Measurably Strengthen Vulnerable Areas
Identify the muscles that support your body’s most vulnerable areas and train them unyieldingly. For ankles, this means targeting your calves (encompassing both the soleus and gastrocnemius) and tibialis anterior, the oft-ignored muscle on the front of the lower leg. For knees, it’s mainly quads and hamstrings. And for hips and back, well, it’s your hip flexors and back muscles. Do this in a manner that you can measure, such as weight lifted or reps completed, and work to improve those metrics. This is in contrast to many other runners’ strength programs, where you’ll likely find complex kettlebell swinging workouts, yogic core stability routines, or resistance band “activation” drills. There’s nothing inherently bad about these exercises, but they fail to give you a way to measure their progress. They are also inefficient at genuinely strengthening the muscles and tendons that do the most for you.
Build Balance
Nearly everyone has practiced squatting. But when was the last time you did the opposite–that is, lifted weight up off the ground with your legs instead of lowering weight toward the ground?

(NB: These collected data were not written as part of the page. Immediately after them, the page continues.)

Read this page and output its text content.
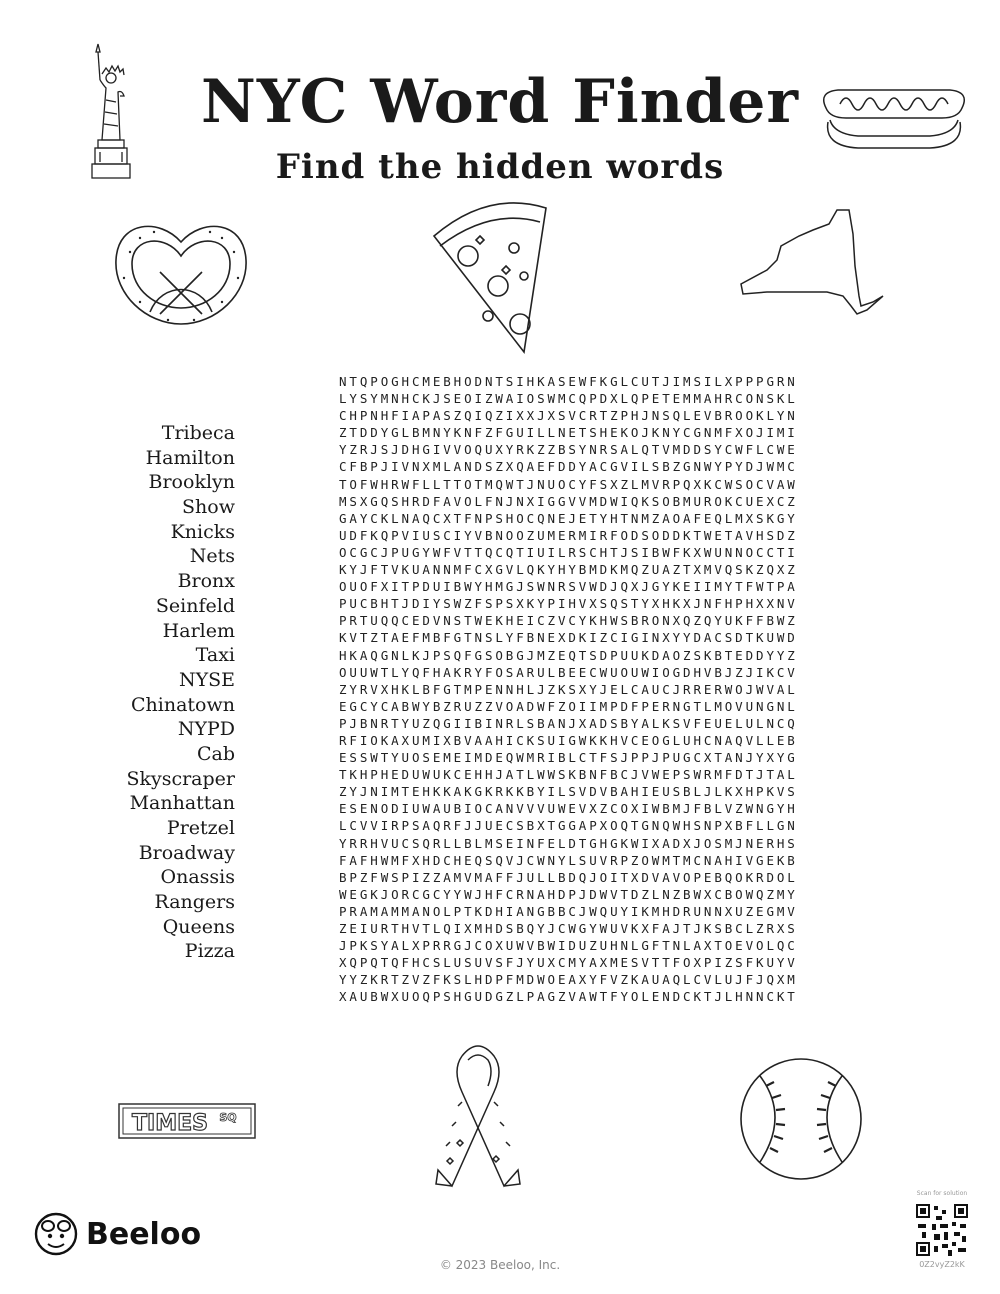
NYC Word Finder
Find the hidden words
Tribeca
Hamilton
Brooklyn
Show
Knicks
Nets
Bronx
Seinfeld
Harlem
Taxi
NYSE
Chinatown
NYPD
Cab
Skyscraper
Manhattan
Pretzel
Broadway
Onassis
Rangers
Queens
Pizza
NTQPOGHCMEBHODNTSIHKASEWFKGLCUTJIMSILXPPPGRN
LYSYMNHCKJSEOIZWAIOSWMCQPDXLQPETEMMAHRCONSKL
CHPNHFIAPASZQIQZIXXJXSVCRTZPHJNSQLEVBROOKLYN
ZTDDYGLBMNYKNFZFGUILLNETSHEKOJKNYCGNMFXOJIMI
YZRJSJDHGIVVOQUXYRKZZBSYNRSALQTVMDDSYCWFLCWE
CFBPJIVNXMLANDSZXQAEFDDYACGVILSBZGNWYPYDJWMC
TOFWHRWFLLTTOTMQWTJNUOCYFSXZLMVRPQXKCWSOCVAW
MSXGQSHRDFAVOLFNJNXIGGVVMDWIQKSOBMUROKCUEXCZ
GAYCKLNAQCXTFNPSHOCQNEJETYHTNMZAOAFEQLMXSKGY
UDFKQPVIUSCIYVBNOOZUMERMIRFODSODDKTWETAVHSDZ
OCGCJPUGYWFVTTQCQTIUILRSCHTJSIBWFKXWUNNOCCTI
KYJFTVKUANNMFCXGVLQKYHYBMDKMQZUAZTXMVQSKZQXZ
OUOFXITPDUIBWYHMGJSWNRSVWDJQXJGYKEIIMYTFWTPA
PUCBHTJDIYSWZFSPSXKYPIHVXSQSTYXHKXJNFHPHXXNV
PRTUQQCEDVNSTWEKHEICZVCYKHWSBRONXQZQYUKFFBWZ
KVTZTAEFMBFGTNSLYFBNEXDKIZCIGINXYYDACSDTKUWD
HKAQGNLKJPSQFGSOBGJMZEQTSDPUUKDAOZSKBTEDDYYZ
OUUWTLYQFHAKRYFOSARULBEECWUOUWIOGDHVBJZJIKCV
ZYRVXHKLBFGTMPENNHLJZKSXYJELCAUCJRRERWOJWVAL
EGCYCABWYBZRUZZVOADWFZOIIMPDFPERNGTLMOVUNGNL
PJBNRTYUZQGIIBINRLSBANJXADSBYALKSVFEUELULNCQ
RFIOKAXUMIXBVAAHICKSUIGWKKHVCEOGLUHCNAQVLLEB
ESSWTYUOSEMEIMDEQWMRIBLCTFSJPPJPUGCXTANJYXYG
TKHPHEDUWUKCEHHJATLWWSKBNFBCJVWEPSWRMFDTJTAL
ZYJNIMTEHKKAKGKRKKBYILSVDVBAHIEUSBLJLKXHPKVS
ESENODIUWAUBIOCANVVVUWEVXZCOXIWBMJFBLVZWNGYH
LCVVIRPSAQRFJJUECSBXTGGAPXOQTGNQWHSNPXBFLLGN
YRRHVUCSQRLLBLMSEINFELDTGHGKWIXADXJOSMJNERHS
FAFHWMFXHDCHEQSQVJCWNYLSUVRPZOWMTMCNAHIVGEKB
BPZFWSPIZZAMVMAFFJULLBDQJOITXDVAVOPEBQOKRDOL
WEGKJORCGCYYWJHFCRNAHDPJDWVTDZLNZBWXCBOWQZMY
PRAMAMMANOLPTKDHIANGBBCJWQUYIKMHDRUNNXUZEGMV
ZEIURTHVTLQIXMHDSBQYJCWGYWUVKXFAJTJKSBCLZRXS
JPKSYALXPRRGJCOXUWVBWIDUZUHNLGFTNLAXTOEVOLQC
XQPQTQFHCSLUSUVSFJYUXCMYAXMESVTTFOXPIZSFKUYV
YYZKRTZVZFKSLHDPFMDWOEAXYFVZKAUAQLCVLUJFJQXM
XAUBWXUOQPSHGUDGZLPAGZVAWTFYOLENDCKTJLHNNCKT
TIMES SQ
Beeloo
© 2023 Beeloo, Inc.
Scan for solution
0Z2vyZ2kK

Over time, certain exercises have become popular while their counterbalancing movements have not. Most athletes train their calves but not their tibialis anterior; their squat but not their hip flexors; their abs but not their lower back. To be a high-performing pain-free athlete, you must train both sides of the body, and both sides of any joint.
Regress
If pain pops up, as it is bound to, do not stop training that area. Instead, regress the movement (e.g. less weight, smaller range of motion, and/or fewer reps) to the point where you feel no pain. But do not cease to use that area of the body entirely. Pain is bad and you should never work through pain—but motion is lotion.
Length Through Strength
Static stretching is not the panacea for health that it was once thought to be. However, the mobility (i.e. range of motion) of your joints and muscles is incredibly important and is correlated with healthier tissue. So how do we reconcile those two truths? We work to lengthen while strengthening. This means that for every exercise, you should be feeling a stretch at the top or bottom of the movement, and you should perform every exercise with the greatest bend in the targeted joint that you can achieve without pain. (Often, this means starting by lifting lighter weights.)